Golpe em vaga e curso gratuito: como identificar antes de perder dinheiro

Quem procura curso gratuito ou primeiro emprego é alvo preferencial de golpe — justamente porque está com pressa e com pouca margem para perder dinheiro. A boa notícia: quase todo golpe segue o mesmo roteiro. Aprenda a reconhecer.

A regra que resolve 90% dos casos

Processo seletivo legítimo não cobra do candidato. Programa público de bolsa não cobra taxa de inscrição em canal particular.

Guarde essa frase. Ela sozinha elimina a maioria das armadilhas. Empresa que contrata paga pelo processo — é custo dela, não seu.

As cobranças disfarçadas mais comuns

  • “Taxa de cadastro” para entrar no banco de talentos.
  • “Exame admissional” que você precisa pagar antes de ser contratado.
  • “Curso obrigatório” antes de assumir a vaga.
  • “Uniforme e crachá” cobrados antecipadamente.
  • “Taxa de emissão do certificado” em curso anunciado como gratuito.
  • “Antecipação de frete” de material que nunca chega.

Algumas dessas cobranças existem em situações legítimas e específicas — mas nunca como condição para você ser selecionado, e nunca por PIX para pessoa física.

Os sinais de alerta

Desconfie quando aparecer mais de um destes:

  • Salário muito acima do mercado para função simples, sem exigência de experiência.
  • Contato só por aplicativo de mensagem, sem e-mail corporativo e sem telefone fixo.
  • Pressa artificial: “só hoje”, “tenho mais três candidatos”, “precisa confirmar agora”.
  • Pedido de dados sensíveis cedo demais — senha de banco, foto do cartão, selfie segurando documento, código que chegou por SMS.
  • Empresa sem endereço verificável ou com nome parecido com o de uma marca conhecida, mas não idêntico.
  • Link encurtado para “completar o cadastro”.
  • Erro de português grosseiro em comunicação supostamente institucional.

O golpe do falso recrutador

É o mais sofisticado hoje. A pessoa se apresenta como recrutadora de uma empresa real, às vezes com foto e perfil convincentes, conduz uma “entrevista” por mensagem e aprova você rápido. Aí vem a cobrança — ou o pedido de dados.

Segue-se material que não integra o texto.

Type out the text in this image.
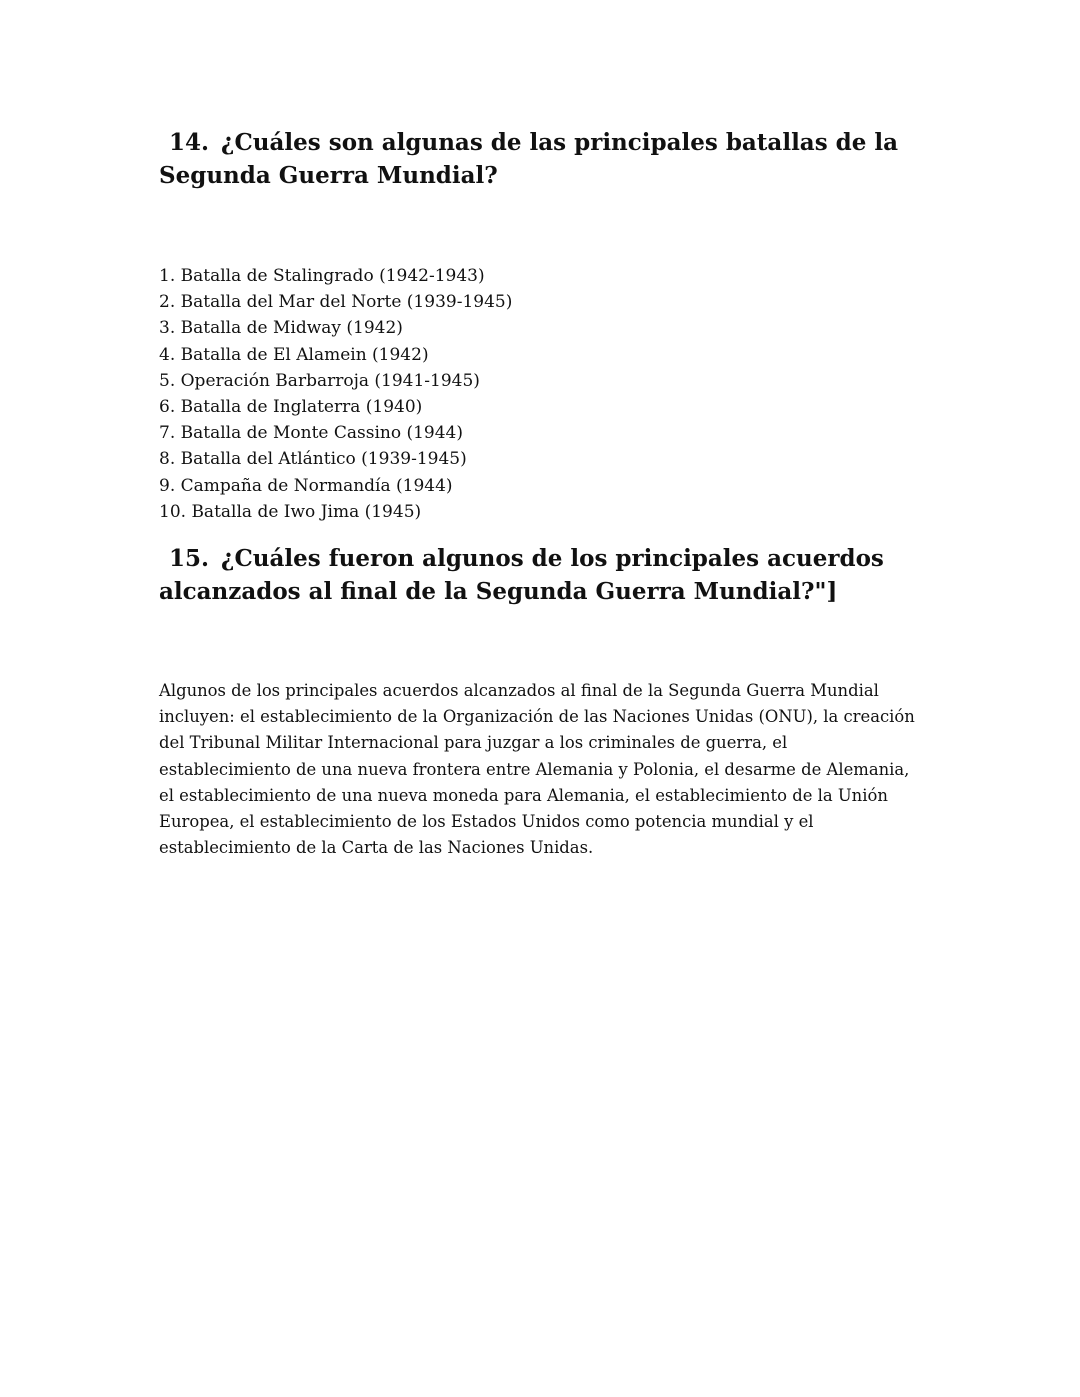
14. ¿Cuáles son algunas de las principales batallas de la Segunda Guerra Mundial?
1. Batalla de Stalingrado (1942-1943)
2. Batalla del Mar del Norte (1939-1945)
3. Batalla de Midway (1942)
4. Batalla de El Alamein (1942)
5. Operación Barbarroja (1941-1945)
6. Batalla de Inglaterra (1940)
7. Batalla de Monte Cassino (1944)
8. Batalla del Atlántico (1939-1945)
9. Campaña de Normandía (1944)
10. Batalla de Iwo Jima (1945)
15. ¿Cuáles fueron algunos de los principales acuerdos alcanzados al final de la Segunda Guerra Mundial?"]

Algunos de los principales acuerdos alcanzados al final de la Segunda Guerra Mundial incluyen: el establecimiento de la Organización de las Naciones Unidas (ONU), la creación del Tribunal Militar Internacional para juzgar a los criminales de guerra, el establecimiento de una nueva frontera entre Alemania y Polonia, el desarme de Alemania, el establecimiento de una nueva moneda para Alemania, el establecimiento de la Unión Europea, el establecimiento de los Estados Unidos como potencia mundial y el establecimiento de la Carta de las Naciones Unidas.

Como conferir: procure a vaga no site oficial da empresa. Se a vaga existe mesmo, ela costuma estar na página de carreiras. Se não está lá, ligue para a empresa pelo telefone que consta no site oficial — nunca pelo número que o “recrutador” passou.

Como verificar um curso gratuito

Antes de se cadastrar em qualquer plataforma:

  1. Confira quem mantém. Instituição conhecida, fundação, escola de governo ou universidade? Ou um nome que você nunca viu?
  2. Procure o FAQ e leia o que diz sobre certificado. Plataforma séria declara com clareza se cobra ou não pela emissão.
  3. Digite o nome da plataforma junto com a palavra “reclamação” e veja o que aparece.
  4. Verifique o endereço do site. Golpistas registram domínios parecidos com os oficiais, trocando uma letra ou a terminação.

Já caí. E agora?

Se você pagou ou entregou dados, aja rápido:

  • Se foi PIX ou transferência: acione seu banco imediatamente e registre contestação. Há mecanismos de devolução em caso de fraude, e a chance cai com o tempo.
  • Se entregou senha ou código: troque a senha na hora e ative verificação em duas etapas.
  • Se mandou documentos: monitore seu CPF. Documento vazado costuma ser usado para abrir conta ou contratar crédito em seu nome.
  • Registre boletim de ocorrência. Muita gente pula essa etapa por achar que não adianta — mas é o que permite contestar cobrança indevida depois.
  • Guarde tudo: prints das conversas, comprovante, número de telefone, perfil usado.

Uma última recomendação

Golpe funciona explorando urgência. Quando alguém cria pressa para você decidir, a pressa é a informação mais importante da conversa — mais importante que o valor do salário prometido.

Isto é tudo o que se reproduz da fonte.